The opening months of 2018 have marked a bloody phase for cryptocurrencies, where numerous projects have shed value or have altogether died.

Through the onslaught of winter, however, key figures in the cryptocurrency landscape have retained their optimism – advocating that markets will re-establish themselves by the close of the year and that blockchain technology, coupled with meaningful adoption and regulatory support, is here to stay.

As Bitcoin continues to challenge support for a breakout past the $7500 USD mark, these claims will be put to the test – and here, we’ll examine five cryptocurrency advocates who have held fast to their faith while the dream might otherwise have been lost.

barry silbert

Barry Silbert

The CEO of the Digital Currency Group, Barry Silbert has retained his optimism through the cryptocurrency sphere’s most recent bear market – and recently went on to quip that Bitcoin may have reached its rock-bottom value for the year.

Speaking at the Delivering Alpha Conference in New York this Wednesday, Silbert elaborated on his view – saying “we’ve probably hit the bottom for the year. I actually put some money into Bitcoin last week.”

Silbert went on to express his optimism and addressed the wider cryptocurrency market, saying “as an asset class it is here to stay … I’m 100 percent confident a decentralized, non-fiat form of money is here to stay.”

brian armstrong

Brian Armstrong

Brian Armstrong, the CEO of Coinbase, is another figure who has previously offered his insight to the cryptocurrency community in a series of encouraging tweets regarding the current volatility of the cryptomarkets.

During an address to company employees, Armstrong said that the temperamental state of cryptocurrency market sentiment is not as negative as people generally make it out to be, and the somewhat emotional market is not a fair reflection of the blockchain industry. He suggested that one should rather consider transactions seen per day or similar aspects of virtual currencies in order to gain insight into the nature of cryptocurrency adoption.

“When there is hype, people are irrationally exuberant. When there is despair, people are irrationally pessimistic. Neither is true. Reality is always somewhere in the middle, more correlated with real usage (transactions per day) than the price.”

Armstrong went on to say that bear markets have healthy value, in that less-committed investors are weeded out:

“After many years of this, I’ve come to enjoy the down cycles in crypto prices more. It gets rid of the people who are in it for the wrong reasons, and it gives us an opportunity to keep making progress while everyone else gets distracted. We use the down cycles to build a strong foundation so we can thrive in the next growth cycle.”

Tom Lee

Fundstrat’s Tom Lee has previously issued bullish stances on Bitcoin – and while the advisor has lowered his price prediction – positing that Bitcoin will only touch $22,000 USD in place of $25,000 USD – Lee remains optimistic.

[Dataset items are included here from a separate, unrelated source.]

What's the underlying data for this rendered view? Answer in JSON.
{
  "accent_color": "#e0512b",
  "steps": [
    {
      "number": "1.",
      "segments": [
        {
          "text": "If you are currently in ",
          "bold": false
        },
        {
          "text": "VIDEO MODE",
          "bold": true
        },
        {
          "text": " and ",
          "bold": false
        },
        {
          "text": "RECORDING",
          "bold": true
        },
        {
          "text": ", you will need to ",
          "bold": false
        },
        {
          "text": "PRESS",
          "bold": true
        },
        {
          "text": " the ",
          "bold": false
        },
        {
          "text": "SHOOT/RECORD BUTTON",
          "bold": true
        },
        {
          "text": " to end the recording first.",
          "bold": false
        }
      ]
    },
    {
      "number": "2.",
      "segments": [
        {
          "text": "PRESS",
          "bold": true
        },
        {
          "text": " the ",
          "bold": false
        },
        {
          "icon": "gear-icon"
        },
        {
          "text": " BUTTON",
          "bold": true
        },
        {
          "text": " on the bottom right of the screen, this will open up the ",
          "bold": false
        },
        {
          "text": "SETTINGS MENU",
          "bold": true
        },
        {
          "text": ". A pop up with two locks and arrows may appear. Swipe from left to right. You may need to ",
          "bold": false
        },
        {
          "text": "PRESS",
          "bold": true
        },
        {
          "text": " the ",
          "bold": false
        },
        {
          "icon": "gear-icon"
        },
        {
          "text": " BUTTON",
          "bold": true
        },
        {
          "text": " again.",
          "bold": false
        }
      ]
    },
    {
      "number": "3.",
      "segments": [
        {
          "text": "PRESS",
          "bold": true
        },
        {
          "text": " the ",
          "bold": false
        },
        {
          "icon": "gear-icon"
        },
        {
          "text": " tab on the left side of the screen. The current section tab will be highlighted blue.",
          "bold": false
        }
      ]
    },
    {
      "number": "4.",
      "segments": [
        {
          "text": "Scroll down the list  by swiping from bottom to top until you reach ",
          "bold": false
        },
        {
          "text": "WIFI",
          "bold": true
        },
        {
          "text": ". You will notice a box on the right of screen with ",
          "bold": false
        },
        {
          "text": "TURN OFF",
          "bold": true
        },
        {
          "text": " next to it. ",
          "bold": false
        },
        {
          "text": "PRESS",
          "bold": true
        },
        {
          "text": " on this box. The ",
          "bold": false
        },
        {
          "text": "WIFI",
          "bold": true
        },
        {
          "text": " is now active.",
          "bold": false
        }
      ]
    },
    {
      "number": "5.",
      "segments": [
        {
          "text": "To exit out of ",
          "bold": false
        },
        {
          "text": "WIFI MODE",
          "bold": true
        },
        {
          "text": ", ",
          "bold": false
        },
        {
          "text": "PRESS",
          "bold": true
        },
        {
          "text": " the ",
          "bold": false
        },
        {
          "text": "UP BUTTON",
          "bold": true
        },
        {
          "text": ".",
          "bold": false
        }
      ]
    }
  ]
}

Speaking on CNBC’s Fast Money, Lee outlined his belief that “Bitcoin has historically traded at 2.5 times its mining costs. It’s not out of the question that it could be over $20,000 by the end of the year at fair value… What I was trying to illustrate was that given where mining costs will be and applying the historical average of 2.5 times mining costs, that would imply fair value over $20,000, roughly $22,000.”

Lee retained his optimism, however, noting his view that “We still think bitcoin can reach $25,000 by the end of the year… or something like that.”

Lee has previously indicated his belief that Bitcoin would top $25,000 USD values by the end of 2022, but proceeded to moved that claim forward by four years in January.


Julian Hosp

In an interview with Squawk Box co-host Akiko Fujita, TenX co-founder Julian Hosp reiterated his view that Bitcoin could reach values as high as $60,000 USD before the close of the year.

Revisiting his prior price forecast, Hosp elaborated that “Back then, December, price was at a $20,000 all-time high. I predicted for 2018, we’re going to see $5,000 and $60,000. So $5,000, we’ve pretty much hit it, so let’s see if we can do the $60,000. I’m still quite confident.”

Hosp elucidated that he believes Bitcoin could reach $60,000 USD by year-end in the wake of a ‘massive positive event’ – noting that many announcements – such as positive regulatory news – could propel the pre-eminent cryptocurrency past its all-time high.

Hosp has previously iterated that while Bitcoin may continue to reach a new all-time high by the end of the year, the pre-eminent cryptocurrency will continue to meet volatility that will drive its price both upwards and downwards.


Tim Draper

Billionaire venture capitalist Tim Draper is no stranger to stepping forward with a bullish claim – and the businessman has noted his belief that Bitcoin will reach $250,000 USD by 2022.

During an interview with The Street on June 12th, the entrepreneur doubled down by saying that that Bitcoin would not only reach the end of 2018 trading at $25,000 USD, but that the pre-eminent cryptocurrency would be worth a quarter of a million dollars just three years later.

Draper’s comments touched on impending regulation – citing his belief that “Cryptocurrencies are the next big technological tectonic shift and governments have to weigh their need to protect investors with their need to be included in this potential economic powerhouse that is crypto. I believe cryptocurrencies will overtake fiat currencies in the next five to seven years.”

Draper’s optimism was not just limited to Bitcoin. Speaking broadly on the global currency market, Draper predicted that the market space would grow to over $140 trillion USD in the next ten years, attributing most of that growth due to the impact of cryptocurrencies.

“I estimate that fiat currencies will actually decrease in use, and that crypto will become as much as $100 trillion of that market. I expect Bitcoin to be about 10% of that market, or $10 trillion. There is a lot of room to grow there”, Draper said.